To: Clarence Dodge who wrote (9221)11/12/1999 2:57:00 AM
From: Zeuspaul  Respond to of 14778
 
You answered all of my questions. With the help of QwikSand and others it looks like you have a good handle on your SCSI setup.

I do not think you will have to change any termination on the motherboard host adapter. Since it is working now and you are using both SCSI chains (not really sure if you have one SCSI chain or two but who cares if it is working?)

In your current setup the harddrive is terminated at the end of it's chain and the CD is terminated at the end of its chain? In your new setup you will have to remove the termination on the CD and enable the termination on the Jaz..just reiterating what has already been said.
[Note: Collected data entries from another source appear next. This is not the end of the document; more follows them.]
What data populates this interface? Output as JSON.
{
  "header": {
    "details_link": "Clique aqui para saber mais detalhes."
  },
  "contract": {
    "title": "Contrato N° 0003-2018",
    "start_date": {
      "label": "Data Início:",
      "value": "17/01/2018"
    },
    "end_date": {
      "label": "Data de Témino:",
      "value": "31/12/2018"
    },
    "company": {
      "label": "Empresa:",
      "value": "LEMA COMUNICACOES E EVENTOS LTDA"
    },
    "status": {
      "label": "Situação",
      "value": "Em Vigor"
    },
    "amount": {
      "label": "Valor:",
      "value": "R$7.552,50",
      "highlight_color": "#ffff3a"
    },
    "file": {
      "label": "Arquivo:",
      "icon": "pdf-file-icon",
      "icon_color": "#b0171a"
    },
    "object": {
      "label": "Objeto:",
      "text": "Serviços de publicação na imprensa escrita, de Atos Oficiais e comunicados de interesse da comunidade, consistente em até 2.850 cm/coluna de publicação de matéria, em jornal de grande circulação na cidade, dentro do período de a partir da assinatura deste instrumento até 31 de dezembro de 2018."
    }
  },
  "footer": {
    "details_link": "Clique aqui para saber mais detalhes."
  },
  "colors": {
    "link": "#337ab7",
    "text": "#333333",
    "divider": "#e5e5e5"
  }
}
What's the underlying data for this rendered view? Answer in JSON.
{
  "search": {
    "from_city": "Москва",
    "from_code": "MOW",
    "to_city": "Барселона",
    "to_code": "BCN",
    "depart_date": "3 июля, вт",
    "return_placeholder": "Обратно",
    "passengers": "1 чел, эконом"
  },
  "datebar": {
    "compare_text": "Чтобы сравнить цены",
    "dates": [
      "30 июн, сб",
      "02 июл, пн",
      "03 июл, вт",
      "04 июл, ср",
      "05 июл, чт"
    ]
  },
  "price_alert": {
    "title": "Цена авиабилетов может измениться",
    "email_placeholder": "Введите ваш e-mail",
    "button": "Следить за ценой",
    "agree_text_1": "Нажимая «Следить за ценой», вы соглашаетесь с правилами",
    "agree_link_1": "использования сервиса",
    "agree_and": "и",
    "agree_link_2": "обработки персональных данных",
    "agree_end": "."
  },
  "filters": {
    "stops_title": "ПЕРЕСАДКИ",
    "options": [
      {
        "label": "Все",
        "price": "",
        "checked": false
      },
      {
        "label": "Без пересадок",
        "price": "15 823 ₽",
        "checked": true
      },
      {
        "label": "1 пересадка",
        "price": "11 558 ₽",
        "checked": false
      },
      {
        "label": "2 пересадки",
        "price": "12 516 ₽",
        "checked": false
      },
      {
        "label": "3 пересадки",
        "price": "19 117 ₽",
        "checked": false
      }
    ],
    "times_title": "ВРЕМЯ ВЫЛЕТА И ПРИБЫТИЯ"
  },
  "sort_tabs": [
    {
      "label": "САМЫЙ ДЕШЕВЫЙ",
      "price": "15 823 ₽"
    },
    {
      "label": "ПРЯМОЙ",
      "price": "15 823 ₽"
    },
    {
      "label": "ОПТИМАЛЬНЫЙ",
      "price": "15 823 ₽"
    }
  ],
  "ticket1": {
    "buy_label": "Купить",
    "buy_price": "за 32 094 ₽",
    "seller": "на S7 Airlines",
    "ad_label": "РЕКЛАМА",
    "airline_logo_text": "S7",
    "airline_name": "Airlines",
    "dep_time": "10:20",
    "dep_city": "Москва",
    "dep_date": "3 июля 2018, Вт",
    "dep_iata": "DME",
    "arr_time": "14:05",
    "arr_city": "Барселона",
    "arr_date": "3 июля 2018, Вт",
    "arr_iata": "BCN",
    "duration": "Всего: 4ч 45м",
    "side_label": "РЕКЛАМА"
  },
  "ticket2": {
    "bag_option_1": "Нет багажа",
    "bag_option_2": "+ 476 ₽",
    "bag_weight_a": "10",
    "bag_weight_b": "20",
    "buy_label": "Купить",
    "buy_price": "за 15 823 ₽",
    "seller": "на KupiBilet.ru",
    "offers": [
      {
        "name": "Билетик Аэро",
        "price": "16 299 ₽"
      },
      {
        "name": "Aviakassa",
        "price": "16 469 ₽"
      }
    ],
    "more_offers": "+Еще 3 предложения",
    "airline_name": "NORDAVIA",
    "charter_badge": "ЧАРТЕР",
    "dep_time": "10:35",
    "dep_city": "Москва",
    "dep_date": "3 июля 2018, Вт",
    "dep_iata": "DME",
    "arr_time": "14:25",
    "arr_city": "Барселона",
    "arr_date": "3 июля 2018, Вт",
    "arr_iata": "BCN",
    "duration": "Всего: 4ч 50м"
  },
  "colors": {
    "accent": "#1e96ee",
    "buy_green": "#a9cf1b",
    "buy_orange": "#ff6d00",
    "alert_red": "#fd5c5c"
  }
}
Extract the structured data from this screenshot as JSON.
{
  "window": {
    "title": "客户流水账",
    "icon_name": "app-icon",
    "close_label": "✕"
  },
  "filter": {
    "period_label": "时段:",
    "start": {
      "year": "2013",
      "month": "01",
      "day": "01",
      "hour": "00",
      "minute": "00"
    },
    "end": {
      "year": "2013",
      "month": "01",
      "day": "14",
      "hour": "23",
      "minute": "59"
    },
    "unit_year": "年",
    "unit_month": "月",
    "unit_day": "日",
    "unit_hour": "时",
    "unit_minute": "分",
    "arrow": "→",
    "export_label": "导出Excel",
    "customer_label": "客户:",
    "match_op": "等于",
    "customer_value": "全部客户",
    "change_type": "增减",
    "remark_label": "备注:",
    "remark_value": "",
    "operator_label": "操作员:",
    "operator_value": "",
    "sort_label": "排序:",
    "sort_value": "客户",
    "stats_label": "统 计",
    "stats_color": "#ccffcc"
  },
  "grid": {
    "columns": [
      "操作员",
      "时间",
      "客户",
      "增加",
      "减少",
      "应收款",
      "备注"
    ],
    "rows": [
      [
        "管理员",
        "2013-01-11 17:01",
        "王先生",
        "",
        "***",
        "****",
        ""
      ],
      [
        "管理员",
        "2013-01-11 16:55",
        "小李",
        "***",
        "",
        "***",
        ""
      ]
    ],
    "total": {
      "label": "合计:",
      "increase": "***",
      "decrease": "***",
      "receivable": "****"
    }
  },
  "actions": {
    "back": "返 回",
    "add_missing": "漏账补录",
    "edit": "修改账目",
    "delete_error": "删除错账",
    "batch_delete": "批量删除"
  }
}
Sometimes..and I do not remember the details..the SCSI host adapter has an extra chip in it between the 50 and 68 pin setups. The purpose is to act as some kind of isolator enabling you to use both the 68 and 50 pin connectors at the same time...as you are currently doing. That is where I am a bit confused on the termination. I do not know if you have one SCSI chain or two SCSI chains. I think you have one...otherwise it is called a dual channel SCSI host adapter and I think you have a single channel host adapter.

Anyhow I think it is academic as said above no need to change the mobo SCSI termination if it is working now.

Zeuspaul



To: Clarence Dodge who wrote (9221)11/12/1999 3:02:00 AM
From: Zeuspaul  Respond to of 14778
 
The connector you found is the same as what I use...except in my case the connector is already attached to the internal ribbon cable. You will probably have to buy a new internal ribbon cable. I do not believe the one you have is long enough. Also, most standard internal ribbon cables may not work. The plug for the CDROM needs to be about in the middle of the cable...leaving room for the rest of the cable to go to the case fitting.

Zeuspaul



To: Clarence Dodge who wrote (9221)11/12/1999 3:19:00 AM
From: Zeuspaul  Read Replies (3) | Respond to of 14778
 
There may be another option. You could put the CDROM on the same chain as the harddrive. I recall seeing an adapter in your cable link that addressed termination issues with mixed pin configurations. If you go from 68 to 50 pins the 'missing' 18 pins have to be terminated. I believe the 18 pins (or fraction thereof) are terminated at the adapter and the rest would be terminated (in your case) at the CDROM. In this case you would remove termination from the harddrive and leave termination enabled on the CDROM.

I do not know if this would effect performance. Mixing SCSI speeds on the same chain is sometimes not recommended. I do not know enough about it to say one way or the other.

Then you could go directly to the in/out connector with a shorter internal ribbon cable.

This may..not sure here either..allow you to disconnect the Jaz drive without having to crack the case and change termination on an internal device.